つまり主観的幸福感で見る幸せとは、外側の正解ではなく、本人の実感に根ざした幸せです。
「私は本当に満たされているのか」
「今の人生に納得できているのか」
「自分の心は置き去りになっていないか」
幸せを考えるとき、まず見るべきなのは、誰かから見た評価ではなく、自分の内側にある実感です。
2. 幸せの4つの因子で見る幸せ
次に、人間の幸福について専門に研究する幸福学では、幸せに関わる要素として「幸せの4つの因子」が提唱されています。
この4つの因子は、幸福学の研究者として知られる前野隆司氏らによって整理されたもので、幸せを支える心の状態を考えるときの手がかりになります。
- やってみよう
- ありがとう
- なんとかなる
- ありのままに
この4つの因子がバランスよく揃うと、人間は幸福を感じられるというものです。
「やってみよう」は、自分の可能性を信じて行動する感覚です。
何かに挑戦したり、自分なりに成長している実感があるとき、人は幸せを感じやすくなります。
「ありがとう」は、人とのつながりや感謝に関わる感覚です。
誰かと支え合っている、受け取っている、関係の中であたたかさを感じられることも、幸せを支える要素になります。
「なんとかなる」は、物事を前向きに受け止める感覚です。
すべてが完璧でなくても、どうにかできる、乗り越えられると思えることは、心の安定につながります。
「ありのままに」は、自分を無理に大きく見せたり、誰かと比べたりせず、自分は自分でいいと思える感覚です。
そうした複数の感覚が重なったとき、人は幸せを感じられるという概念です。
3. ウェルビーイングで見る幸せ
近年は、幸せを「ウェルビーイング」という言葉で考えることも増えています。
ウェルビーイングは、心や体、人間関係、生活、仕事、生き方などを含めて、その人がよい状態で生きられていることを表す言葉です。
国際機関であるWHO(世界保健機関)も、健康を「病気ではないこと」だけではなく、身体的・精神的・社会的に良好な状態として定義しています。

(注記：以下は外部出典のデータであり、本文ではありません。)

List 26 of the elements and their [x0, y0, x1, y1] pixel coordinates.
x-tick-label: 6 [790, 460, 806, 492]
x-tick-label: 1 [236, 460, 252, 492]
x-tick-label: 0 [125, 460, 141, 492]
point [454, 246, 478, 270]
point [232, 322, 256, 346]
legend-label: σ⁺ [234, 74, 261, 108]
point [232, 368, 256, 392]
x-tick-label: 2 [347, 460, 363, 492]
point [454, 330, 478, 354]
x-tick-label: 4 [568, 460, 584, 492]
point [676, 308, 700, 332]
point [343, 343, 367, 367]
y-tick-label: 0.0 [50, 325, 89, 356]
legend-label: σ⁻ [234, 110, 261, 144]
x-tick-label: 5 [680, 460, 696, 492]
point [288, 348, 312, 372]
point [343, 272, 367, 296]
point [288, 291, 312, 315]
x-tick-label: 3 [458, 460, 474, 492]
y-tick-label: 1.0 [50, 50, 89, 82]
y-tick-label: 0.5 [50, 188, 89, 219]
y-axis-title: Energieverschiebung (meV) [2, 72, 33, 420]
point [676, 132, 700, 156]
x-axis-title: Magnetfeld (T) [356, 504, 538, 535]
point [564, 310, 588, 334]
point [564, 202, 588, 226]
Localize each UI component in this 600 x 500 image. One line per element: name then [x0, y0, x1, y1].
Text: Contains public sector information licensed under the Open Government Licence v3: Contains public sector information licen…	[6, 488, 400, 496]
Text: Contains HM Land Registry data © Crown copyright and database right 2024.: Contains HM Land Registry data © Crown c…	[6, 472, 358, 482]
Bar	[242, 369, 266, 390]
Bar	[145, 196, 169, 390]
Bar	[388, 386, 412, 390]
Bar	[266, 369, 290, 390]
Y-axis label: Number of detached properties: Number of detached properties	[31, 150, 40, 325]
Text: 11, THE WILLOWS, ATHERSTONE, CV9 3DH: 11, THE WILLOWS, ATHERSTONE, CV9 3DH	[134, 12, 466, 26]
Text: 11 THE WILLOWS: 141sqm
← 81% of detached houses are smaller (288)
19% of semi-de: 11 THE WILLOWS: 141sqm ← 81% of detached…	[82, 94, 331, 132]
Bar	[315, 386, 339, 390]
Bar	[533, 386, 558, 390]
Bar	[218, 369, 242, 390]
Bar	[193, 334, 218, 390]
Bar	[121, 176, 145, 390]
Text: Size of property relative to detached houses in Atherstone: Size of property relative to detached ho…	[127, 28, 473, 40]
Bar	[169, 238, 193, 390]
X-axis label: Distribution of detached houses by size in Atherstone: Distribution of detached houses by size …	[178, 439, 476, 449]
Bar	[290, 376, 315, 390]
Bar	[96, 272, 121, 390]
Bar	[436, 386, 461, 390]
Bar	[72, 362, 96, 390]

つまり、ウェルビーイングで見る幸せは、ただ気分がいいことや、一時的に楽しいことだけではありません。
- 一時的に楽しい
- 一瞬だけ気分が上がる
- 誰かに認められてうれしい
それも幸せの一部ではあります。
けれど、それだけで人生全体が満たされるとは限りません。
ウェルビーイングで見る幸せは、「楽しいかどうか」だけではなく、「自分が健やかに生きられているか」を含みます。
幸せを考えるときは、瞬間的な快楽だけではなく、自分の人生全体がどんな状態にあるのかを見る必要があります。
哲学で考える本当の幸せ
人生や世界について「それは本当は何なのか」「どう生きることがよいのか」を問い直す営みである、哲学の中でも「幸せとは何か?」は昔から考えられてきたテーマです。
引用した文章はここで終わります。